Credit Cards vs Payday Loans

One of the reasons there is such a wide variety of credit facilities is because there are so many reasons you might need to borrow, and one single form of borrowing often wouldn’t meet every need. Plus, as everyone has very individual and specific financial circumstances and commitments, it would be difficult to shoehorn people into using a type of credit that doesn’t suit them. Credit cards and payday loans are common ways to borrow, but are often used for different purposes.

Credit Cards

Credit cards are revolving credit facilities which enable you to borrow money up to your credit limit through a payment card. Credit cards carry extra consumer protections compared to standard debit cards, and you can also get balance transfer cards to transfer your credit card debt from one card to another to take advantage of lower interest rates. Credit cards require a minimum payment each month which usually includes any interest, chargeable transaction fees and part of the amount you have borrowed.

Payday Loans

Payday loans have set loan terms which you choose at the start of your application. The funds are transferred into your bank account and the repayments are due on pre-agreed dates. Payday loans are a form of high cost credit and they typically have higher acceptance rates for people with bad credit compared to mainstream loans and credit products.

What can I use a credit card for?

Mainstream credit cards have relatively low interest rates so they’re a good way to manage cashflow throughout the month. People with a 0% credit card may often use it to cover large payments to ease general money management. For example, if you buy an annual train ticket for £3000, you may use a 0% credit card and then make regular monthly payments over the next few months to repay the balance. Credit cards have varied uses and it depends on your money management ability as well as your financial circumstances when considering what you should use a credit card for. Commonly, credit cards are also used to purchase holidays, although this is usually because of the additional consumer protections in place rather than to make the purchase more affordable. If you are having to borrow for leisure purposes, you may need to review your budget and make some changes to accommodate your lifestyle.

What can I use a payday loan for?

Payday loans tend to be used for more emergency or unexpected payments that can’t wait until you next get paid. This is because they have a high interest rate. Payday loans shouldn’t be used for things like holidays as this is something you could plan and save for in advance to avoid paying unnecessary interest charges. There are ways to use payday loans wisely and a major step is considering your current and future financial commitments before applying.

Should I choose a credit card or a payday loan?

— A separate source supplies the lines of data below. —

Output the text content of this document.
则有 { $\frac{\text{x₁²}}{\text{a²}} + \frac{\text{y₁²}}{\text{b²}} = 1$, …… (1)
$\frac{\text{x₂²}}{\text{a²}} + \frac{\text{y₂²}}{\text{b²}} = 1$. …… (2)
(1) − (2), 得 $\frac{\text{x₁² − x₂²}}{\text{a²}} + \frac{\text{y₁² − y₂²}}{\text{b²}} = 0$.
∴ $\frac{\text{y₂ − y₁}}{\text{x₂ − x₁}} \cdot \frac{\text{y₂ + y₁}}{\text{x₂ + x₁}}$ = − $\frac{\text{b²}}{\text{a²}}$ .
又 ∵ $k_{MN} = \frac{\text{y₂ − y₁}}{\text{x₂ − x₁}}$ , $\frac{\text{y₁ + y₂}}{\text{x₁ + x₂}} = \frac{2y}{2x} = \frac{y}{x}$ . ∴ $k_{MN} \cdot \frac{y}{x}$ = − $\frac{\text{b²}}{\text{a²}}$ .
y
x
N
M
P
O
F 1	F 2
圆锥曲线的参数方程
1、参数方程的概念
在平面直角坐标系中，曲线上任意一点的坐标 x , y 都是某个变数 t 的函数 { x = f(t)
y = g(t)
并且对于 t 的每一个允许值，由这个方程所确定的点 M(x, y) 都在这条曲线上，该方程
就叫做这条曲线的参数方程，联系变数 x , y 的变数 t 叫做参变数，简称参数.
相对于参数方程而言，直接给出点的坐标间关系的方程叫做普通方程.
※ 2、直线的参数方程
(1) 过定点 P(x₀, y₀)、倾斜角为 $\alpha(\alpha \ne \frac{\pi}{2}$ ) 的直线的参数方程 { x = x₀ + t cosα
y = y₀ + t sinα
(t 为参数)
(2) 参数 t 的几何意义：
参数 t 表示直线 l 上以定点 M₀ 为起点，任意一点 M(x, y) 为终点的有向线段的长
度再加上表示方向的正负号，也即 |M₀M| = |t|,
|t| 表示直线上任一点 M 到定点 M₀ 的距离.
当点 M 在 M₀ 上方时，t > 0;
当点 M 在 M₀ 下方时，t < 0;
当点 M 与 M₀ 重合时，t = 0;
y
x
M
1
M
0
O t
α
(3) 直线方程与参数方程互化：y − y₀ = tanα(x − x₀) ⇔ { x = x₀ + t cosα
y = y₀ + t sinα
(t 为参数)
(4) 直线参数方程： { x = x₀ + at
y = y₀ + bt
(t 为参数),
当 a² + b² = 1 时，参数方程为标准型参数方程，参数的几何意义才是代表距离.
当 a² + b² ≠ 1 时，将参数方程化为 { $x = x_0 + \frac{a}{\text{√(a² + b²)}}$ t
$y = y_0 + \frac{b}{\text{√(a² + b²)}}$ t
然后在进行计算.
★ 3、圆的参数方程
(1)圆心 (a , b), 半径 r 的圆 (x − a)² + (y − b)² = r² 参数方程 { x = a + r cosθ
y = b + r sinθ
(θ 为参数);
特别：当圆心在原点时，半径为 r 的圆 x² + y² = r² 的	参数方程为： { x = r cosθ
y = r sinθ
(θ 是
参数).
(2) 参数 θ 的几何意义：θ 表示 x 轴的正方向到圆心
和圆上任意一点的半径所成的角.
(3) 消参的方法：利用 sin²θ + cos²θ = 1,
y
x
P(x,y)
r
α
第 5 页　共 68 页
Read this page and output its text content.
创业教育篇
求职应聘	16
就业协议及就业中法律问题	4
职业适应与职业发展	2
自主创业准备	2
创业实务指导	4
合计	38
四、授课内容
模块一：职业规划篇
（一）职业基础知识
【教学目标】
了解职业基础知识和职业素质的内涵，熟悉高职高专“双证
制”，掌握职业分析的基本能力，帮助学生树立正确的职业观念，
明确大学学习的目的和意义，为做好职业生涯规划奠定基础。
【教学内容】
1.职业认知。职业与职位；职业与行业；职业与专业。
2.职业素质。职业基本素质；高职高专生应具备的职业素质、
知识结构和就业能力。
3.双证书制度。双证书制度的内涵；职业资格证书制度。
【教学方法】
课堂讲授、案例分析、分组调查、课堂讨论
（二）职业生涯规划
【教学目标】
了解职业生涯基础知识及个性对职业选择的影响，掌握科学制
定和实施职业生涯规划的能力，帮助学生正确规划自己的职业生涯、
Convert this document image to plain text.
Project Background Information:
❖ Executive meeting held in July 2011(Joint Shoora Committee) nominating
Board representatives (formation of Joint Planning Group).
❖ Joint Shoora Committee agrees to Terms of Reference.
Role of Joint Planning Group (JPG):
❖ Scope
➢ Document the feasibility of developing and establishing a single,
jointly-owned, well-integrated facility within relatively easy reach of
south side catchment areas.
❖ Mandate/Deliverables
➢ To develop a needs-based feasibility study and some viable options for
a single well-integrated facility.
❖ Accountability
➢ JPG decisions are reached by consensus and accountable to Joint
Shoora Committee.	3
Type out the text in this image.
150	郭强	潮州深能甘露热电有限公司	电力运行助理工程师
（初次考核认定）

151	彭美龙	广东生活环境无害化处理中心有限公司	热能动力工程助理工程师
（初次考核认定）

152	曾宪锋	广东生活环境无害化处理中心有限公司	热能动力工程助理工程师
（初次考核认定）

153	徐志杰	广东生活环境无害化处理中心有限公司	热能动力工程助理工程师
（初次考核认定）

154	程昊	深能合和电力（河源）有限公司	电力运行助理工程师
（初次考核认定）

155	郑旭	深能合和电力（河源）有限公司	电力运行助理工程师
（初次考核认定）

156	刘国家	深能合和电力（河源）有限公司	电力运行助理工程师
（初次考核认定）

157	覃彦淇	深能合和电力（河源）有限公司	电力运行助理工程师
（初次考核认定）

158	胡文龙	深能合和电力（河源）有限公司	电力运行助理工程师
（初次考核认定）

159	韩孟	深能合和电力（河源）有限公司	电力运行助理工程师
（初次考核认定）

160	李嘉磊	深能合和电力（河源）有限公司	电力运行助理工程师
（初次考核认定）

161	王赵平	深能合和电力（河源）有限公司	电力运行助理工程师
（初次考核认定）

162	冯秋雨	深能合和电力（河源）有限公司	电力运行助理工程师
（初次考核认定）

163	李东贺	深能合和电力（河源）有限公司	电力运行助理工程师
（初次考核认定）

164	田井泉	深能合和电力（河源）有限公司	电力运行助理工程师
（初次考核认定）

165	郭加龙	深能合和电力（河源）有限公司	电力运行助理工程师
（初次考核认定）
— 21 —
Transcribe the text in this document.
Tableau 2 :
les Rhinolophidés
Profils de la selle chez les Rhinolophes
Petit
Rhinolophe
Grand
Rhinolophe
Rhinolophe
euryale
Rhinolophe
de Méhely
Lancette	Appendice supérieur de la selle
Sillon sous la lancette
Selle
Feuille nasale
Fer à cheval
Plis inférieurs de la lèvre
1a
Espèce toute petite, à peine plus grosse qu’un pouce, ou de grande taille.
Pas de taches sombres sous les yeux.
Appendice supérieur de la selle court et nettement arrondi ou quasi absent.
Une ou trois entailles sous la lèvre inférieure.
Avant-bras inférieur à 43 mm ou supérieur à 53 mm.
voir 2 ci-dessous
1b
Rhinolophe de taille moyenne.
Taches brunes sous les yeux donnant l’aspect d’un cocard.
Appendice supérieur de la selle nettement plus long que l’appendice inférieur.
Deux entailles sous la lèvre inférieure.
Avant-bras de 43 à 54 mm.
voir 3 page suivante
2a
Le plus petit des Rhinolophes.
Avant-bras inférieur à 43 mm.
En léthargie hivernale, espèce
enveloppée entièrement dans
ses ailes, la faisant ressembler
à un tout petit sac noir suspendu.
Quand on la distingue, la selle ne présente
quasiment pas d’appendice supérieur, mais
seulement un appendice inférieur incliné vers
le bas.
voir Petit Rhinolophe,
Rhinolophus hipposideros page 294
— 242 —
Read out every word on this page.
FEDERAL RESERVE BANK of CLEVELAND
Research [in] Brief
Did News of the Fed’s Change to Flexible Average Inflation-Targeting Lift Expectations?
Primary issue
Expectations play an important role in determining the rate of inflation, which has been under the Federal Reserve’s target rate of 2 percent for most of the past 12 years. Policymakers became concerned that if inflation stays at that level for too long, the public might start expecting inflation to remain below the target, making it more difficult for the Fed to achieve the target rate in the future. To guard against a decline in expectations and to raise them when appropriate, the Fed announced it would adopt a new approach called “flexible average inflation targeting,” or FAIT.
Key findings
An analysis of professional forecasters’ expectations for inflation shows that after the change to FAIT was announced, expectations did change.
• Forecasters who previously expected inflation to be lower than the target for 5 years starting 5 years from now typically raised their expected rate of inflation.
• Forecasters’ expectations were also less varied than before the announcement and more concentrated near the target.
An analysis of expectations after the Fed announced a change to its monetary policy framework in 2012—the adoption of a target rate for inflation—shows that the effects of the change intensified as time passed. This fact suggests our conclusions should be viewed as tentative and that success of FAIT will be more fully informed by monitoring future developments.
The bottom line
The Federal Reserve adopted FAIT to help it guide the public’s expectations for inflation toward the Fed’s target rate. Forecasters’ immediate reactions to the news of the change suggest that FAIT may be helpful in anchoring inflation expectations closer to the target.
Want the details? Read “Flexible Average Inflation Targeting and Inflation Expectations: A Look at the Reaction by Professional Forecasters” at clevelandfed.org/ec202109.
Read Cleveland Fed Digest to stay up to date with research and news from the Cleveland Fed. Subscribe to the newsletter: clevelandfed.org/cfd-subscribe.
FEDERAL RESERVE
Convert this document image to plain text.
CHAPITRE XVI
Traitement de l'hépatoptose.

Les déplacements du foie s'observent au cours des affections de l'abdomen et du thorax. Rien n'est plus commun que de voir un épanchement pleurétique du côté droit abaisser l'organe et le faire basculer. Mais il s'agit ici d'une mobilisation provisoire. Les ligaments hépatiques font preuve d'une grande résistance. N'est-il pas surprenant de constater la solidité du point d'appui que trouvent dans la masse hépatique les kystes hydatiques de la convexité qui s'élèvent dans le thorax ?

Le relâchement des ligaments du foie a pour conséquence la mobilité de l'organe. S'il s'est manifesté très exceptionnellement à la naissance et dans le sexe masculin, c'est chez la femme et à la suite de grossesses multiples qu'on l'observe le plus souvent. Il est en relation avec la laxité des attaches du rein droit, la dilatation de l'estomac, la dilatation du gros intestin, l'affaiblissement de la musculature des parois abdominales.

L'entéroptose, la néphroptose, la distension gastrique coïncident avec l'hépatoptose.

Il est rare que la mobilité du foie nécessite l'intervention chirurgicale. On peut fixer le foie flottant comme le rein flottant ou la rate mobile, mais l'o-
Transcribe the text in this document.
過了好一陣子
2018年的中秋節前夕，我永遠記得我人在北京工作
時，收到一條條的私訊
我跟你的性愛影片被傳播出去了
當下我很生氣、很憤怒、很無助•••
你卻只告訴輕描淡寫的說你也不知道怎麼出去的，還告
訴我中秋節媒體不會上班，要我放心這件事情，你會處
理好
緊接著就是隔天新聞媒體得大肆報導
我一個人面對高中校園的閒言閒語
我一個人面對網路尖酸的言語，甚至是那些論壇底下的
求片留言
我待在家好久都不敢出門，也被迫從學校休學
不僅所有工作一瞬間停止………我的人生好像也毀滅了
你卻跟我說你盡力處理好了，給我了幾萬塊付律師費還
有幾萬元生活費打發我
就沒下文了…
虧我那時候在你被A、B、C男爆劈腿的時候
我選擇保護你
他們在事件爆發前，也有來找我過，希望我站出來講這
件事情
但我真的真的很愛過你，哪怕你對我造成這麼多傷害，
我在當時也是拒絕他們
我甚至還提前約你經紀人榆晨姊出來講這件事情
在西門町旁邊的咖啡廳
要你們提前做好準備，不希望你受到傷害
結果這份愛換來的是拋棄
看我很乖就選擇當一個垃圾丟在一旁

Choosing between a credit card and a payday loan depends almost entirely on your circumstances. Where possible, you should aim to choose the credit facility with the lower interest rate, however a smaller APR doesn’t necessarily mean it’s a more responsible option. For example, if you need to borrow £200 as a one-off, you could apply for a credit card or a payday loan. However, your credit card limit could be £5,000 which might tempt you to spend more than you need to and land you with a considerable debt. If you only needed £200 for an emergency payment, then £5,000 would be an unnecessary amount to have access to. If you find you need to borrow a few times throughout the month or year to manage your cashflow, then a credit card might be more sensible than a payday loan as long as you are a responsible borrower. In either case, you should always compare payday loans or credit cards prior to applying for one to ensure you’re getting the best deal.

Unless you speak to a qualified financial advisor, it’s difficult for someone else to determine which type of credit you should choose. We can only encourage you to research before applying for any credit and consider the pros and cons rather than just how much you can borrow.

To manage cashflow shortfall best, you should try to save money instead of borrowing. When you can, putting even just £20 into savings each month can help you cover the costs of unexpected payments or increased priority bills from time to time.